Hard disk bandwidth may a bit of a problem; you're going to have several systems requesting the server's hard disk data. You might end up needing a very large RAID array, or a solid-state disk, as well as one or more Gigabit adapters, to meet the bandwidth requirements.
Disk I/O could suck up each node's network bandwidth in heavy disk usage--by simple math, a 10/100 Ethernet port gets a little over 12MB/sec, not counting the overhead of your network protocol. If your application goes light on disk I/O, though, this shouldn't be a problem.
Centralized maintenance is pretty sweet though--though you don't have to go completely diskless to get that.
As for the 760MP's onboard NICs, I would suspect they are not bootable. Bootable NICs have become rather unpopular these days. 3com makes them (3C905x-TXMBA), but they end up being rather more expensive than the non-EPROM enabled models. Most (all?) Intel PRO/100 NICs come with a bootable EPROM and cost about the same as a baseline 3C905x-TX card with no EPROM. Intel NICs also happen to perform just as well as 3com's, and a couple of the PRO/100 series (the PRO/100+ Management Adapter and the PRO/100 w/ hardware 3DES) are extremely low-profile PCI cards (about 1.5" tall, not including the metal slot panel).
Another option (one which isn't quite so unclean as it sounds) is to boot your nodes off a floppy disk. Not only does this not require an EPROM on your NIC, but it's much easier to set up than actually having a netboot server. Just create a bootdisk that boots, loads network drivers, configures eth0 via DHCP, mounts the remote root, then pivot_root's to the new root directory. At that point, you don't need a TFTP server either. Trouble is, you still need a floppy drive in each node...
Yet another option--if the onboard 3com's have EPROM sockets (the add-on boards usually do), then maybe you can find someone with an EPROM burner and flash your boot image onto some EPROM chips.
"/join #hackerz. See the Web. DoS interesting people."
June 8, 2001 2:56:23 PM
>One of the theoretical disadvantages is that you have a
>single point of failure. "The fewer the better" may not
>apply so well when the hard drives (in complete systems)
>are responsible for picking up for each other's failure...
Yea, there certainly is a flipside to my argument. If a HD dies in a node, only that node goes down. If the server drive goes down, everything is down. It will definitely be running RAID (and not just RAID 0), which alleviates the problem somewhat.

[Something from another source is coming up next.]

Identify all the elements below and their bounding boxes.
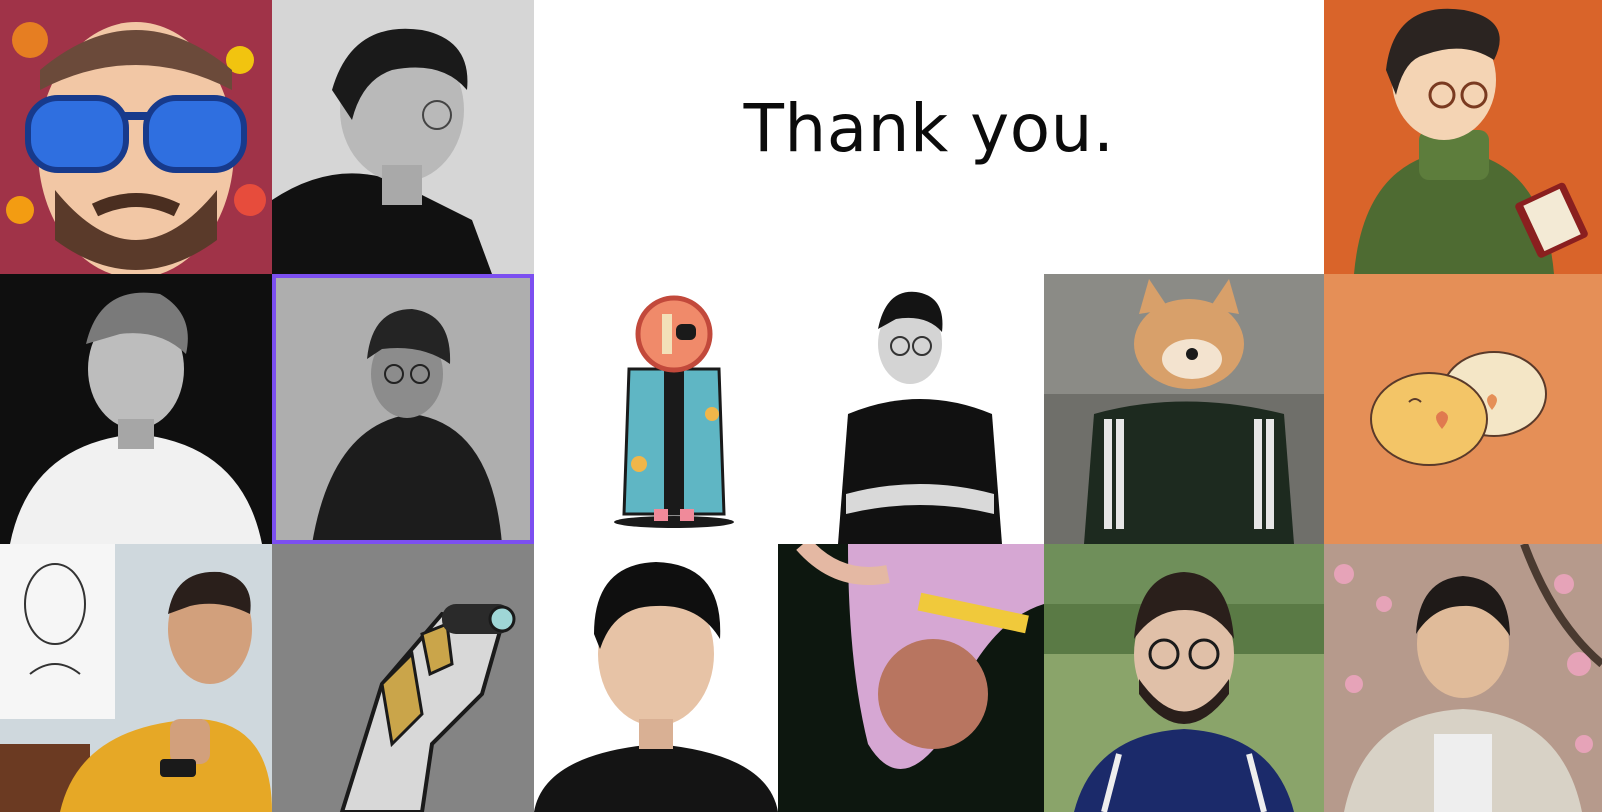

>Hard disk bandwidth may a bit of a problem; you're going
>to have several systems requesting the server's hard disk
>data. You might end up needing a very large RAID array, or
>a solid-state disk, as well as one or more Gigabit
>adapters, to meet the bandwidth requirements.
How big of a problem would you expect this to be after boot-up? I'm guessing that booting the cluster could be extraordinarily slow, but if you have enough ram it shouldn't be much of an issue beyond that point. And I don't expect to reboot it often :smile:
>If your application goes light on disk I/O, though, this
>shouldn't be a problem.
Yea, the application's slave processes do some very light logging over NFS, and the message passing traffic is relatively light also. Starting the slave processes taxes the net a bit more because they have to read a MB or so of input files over NFS. It's not to bad now because there are only 16 slaves at most, and the master process is busy anyway.
>Another option (one which isn't quite so unclean as it
>sounds) is to boot your nodes off a floppy disk.
This sounds like a great idea! Probably much less hassle then getting bootable NICs, and getting all that stuff configured reliably.
And at about $12 each in quantity, the nodes were going to have a floppy drive in each anyway. Just makes maintenance/debugging that much easier.
>maybe you can find someone with an EPROM burner and flash
>your boot image onto some EPROM chips.
I'm not to excited by that one. Pulling, flashing & reinstalling chips on up to 32 boxes just to upgrade a kernel doesn't sound like much fun! Or maybe I misunderstand.